このページの解説もなかなか面白いが、「ニューミュージック」の解説に比べると音楽内容の記述が少なく、わりとあたりまえの解説という感じだ。これに比べると、「ニューミュージック」の解説は「独自研究」っぽくもあるが、かなり音楽が好きな人が書いている感じがある。

「ニューミュージック」の解説では、「J-POP」との違いについてこう書かれている。

<J-POPは、一般に(アイドル)歌謡曲も含み、アーティストがシンガーソングライターであることはまったく問わない。これに対して、ニューミュージックは、歌謡曲ではないことが本来の基本であり、シンガーソングライターであることを、より重視する>。

たしかに、そんな気がする。私が子供の頃は「シンガーソングライター」という言葉もよく使われていて、「ニューミュージック」と同じくらいポピュラーな名称だった。

私にとって、「J-POP」というのは大人になってから出てきたもののためか、どうしても醒めた目で見てしまう。いっぽう「ニューミュージック」は子供の頃に身近にあったもので、私にとって原初的な音楽体験のひとつだったためか、「なつかしくて、しかしまだ理解していない未知のもの」というような不思議な魅力がある。いまあらためて「ニューミュージック」を聴いてみると、夢中になるというほどではないにしても、かなりよくできていることに驚かされることが多い。

このウィキペディアの「ニューミュージック」の解説には、そんな私の心に触れるものがあるのだ。「ニューミュージック」の定義、という難題に苦闘しているその記述のなかに、音楽好きとして共感できるポイントみたいなものがあちこちにある。

この解説では、ニューミュージックを体現する存在としてユーミン(松任谷由実)の名前が何度か出てくるが、以下の記述などは面白い。

<ニューミュージックという呼び方は、「音楽・楽曲」を示す用語であるが、現実には、個々のアーティストに引っ張られることがほとんどである。典型的な「ニューミュージックのアーティスト」である松任谷由実を例にとると、1970年代後半の時期に、松任谷由実がアイドル歌手に曲を提供していたとしても、そのアイドル歌手が歌うその曲をニューミュージックと呼ぶことはない。ところが、同じ曲を、松任谷由実が歌うとしたら、とたんにニューミュージックと呼ばれるであろう。

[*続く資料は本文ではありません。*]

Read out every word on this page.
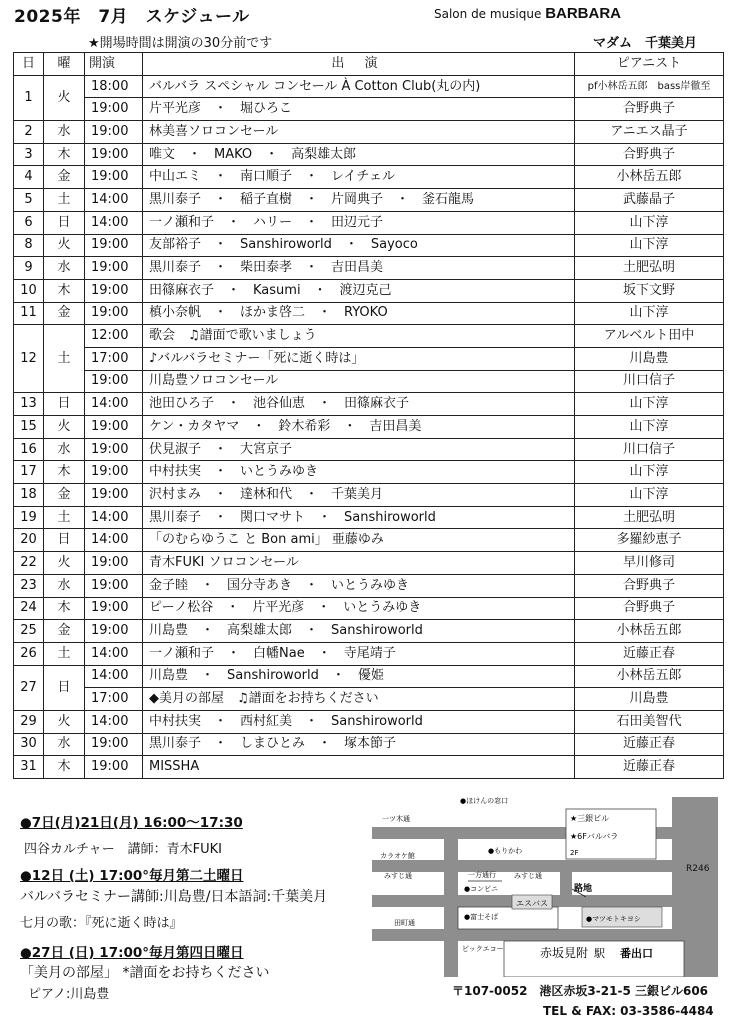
2025年　7月　スケジュール	Salon de musique BARBARA
★開場時間は開演の30分前です	マダム　千葉美月
日	曜	開演	出 演	ピアニスト
1	火	18:00	バルバラ スペシャル コンセール À Cotton Club(丸の内)	pf小林岳五郎　bass岸徹至
		19:00	片平光彦　・　堀ひろこ	合野典子
2	水	19:00	林美喜ソロコンセール	アニエス晶子
3	木	19:00	唯文　・　MAKO　・　高梨雄太郎	合野典子
4	金	19:00	中山エミ　・　南口順子　・　レイチェル	小林岳五郎
5	土	14:00	黒川泰子　・　稲子直樹　・　片岡典子　・　釜石龍馬	武藤晶子
6	日	14:00	一ノ瀬和子　・　ハリー　・　田辺元子	山下淳
8	火	19:00	友部裕子　・　Sanshiroworld　・　Sayoco	山下淳
9	水	19:00	黒川泰子　・　柴田泰孝　・　吉田昌美	土肥弘明
10	木	19:00	田篠麻衣子　・　Kasumi　・　渡辺克己	坂下文野
11	金	19:00	槙小奈帆　・　ほかま啓二　・　RYOKO	山下淳
12	土	12:00	歌会　♫譜面で歌いましょう	アルベルト田中
		17:00	♪バルバラセミナー「死に逝く時は」	川島豊
		19:00	川島豊ソロコンセール	川口信子
13	日	14:00	池田ひろ子　・　池谷仙恵　・　田篠麻衣子	山下淳
15	火	19:00	ケン・カタヤマ　・　鈴木希彩　・　吉田昌美	山下淳
16	水	19:00	伏見淑子　・　大宮京子	川口信子
17	木	19:00	中村扶実　・　いとうみゆき	山下淳
18	金	19:00	沢村まみ　・　達林和代　・　千葉美月	山下淳
19	土	14:00	黒川泰子　・　関口マサト　・　Sanshiroworld	土肥弘明
20	日	14:00	「のむらゆうこ と Bon ami」 亜藤ゆみ	多羅紗恵子
22	火	19:00	青木FUKI ソロコンセール	早川修司
23	水	19:00	金子睦　・　国分寺あき　・　いとうみゆき	合野典子
24	木	19:00	ピーノ松谷　・　片平光彦　・　いとうみゆき	合野典子
25	金	19:00	川島豊　・　高梨雄太郎　・　Sanshiroworld	小林岳五郎
26	土	14:00	一ノ瀬和子　・　白幡Nae　・　寺尾靖子	近藤正春
27	日	14:00	川島豊　・　Sanshiroworld　・　優姫	小林岳五郎
		17:00	◆美月の部屋　♫譜面をお持ちください	川島豊
29	火	14:00	中村扶実　・　西村紅美　・　Sanshiroworld	石田美智代
30	水	19:00	黒川泰子　・　しまひとみ　・　塚本節子	近藤正春
31	木	19:00	MISSHA	近藤正春
●7日(月)21日(月) 16:00～17:30
四谷カルチャー　講師：青木FUKI
●12日 (土) 17:00°毎月第二土曜日
バルバラセミナー講師:川島豊/日本語詞:千葉美月
七月の歌：『死に逝く時は』
●27日 (日) 17:00°毎月第四日曜日
「美月の部屋」 *譜面をお持ちください
ピアノ:川島豊
●ほけんの窓口
一ツ木通	★三銀ビル
★6Fバルバラ
2F
●もりかわ
カラオケ館
一方通行
みすじ通	みすじ通
●コンビニ
●富士そば
エスバス
路地
●マツモトキヨシ
R246
田町通
ビックエコー	赤坂見附 駅 番出口
〒107-0052　港区赤坂3-21-5 三銀ビル606
TEL & FAX: 03-3586-4484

すなわち、同じ曲であっても、歌う者により、ニューミュージックになったり、ニューミュージックでなくなったりするということがありうるわけである>。

これは厳密な定義にはなりえないにしても、とても説得的な記述だと思う。このユニークな解説ページには、こういうあまり客観的とはいえないかもしれないが、説得力のある表現がたくさんある。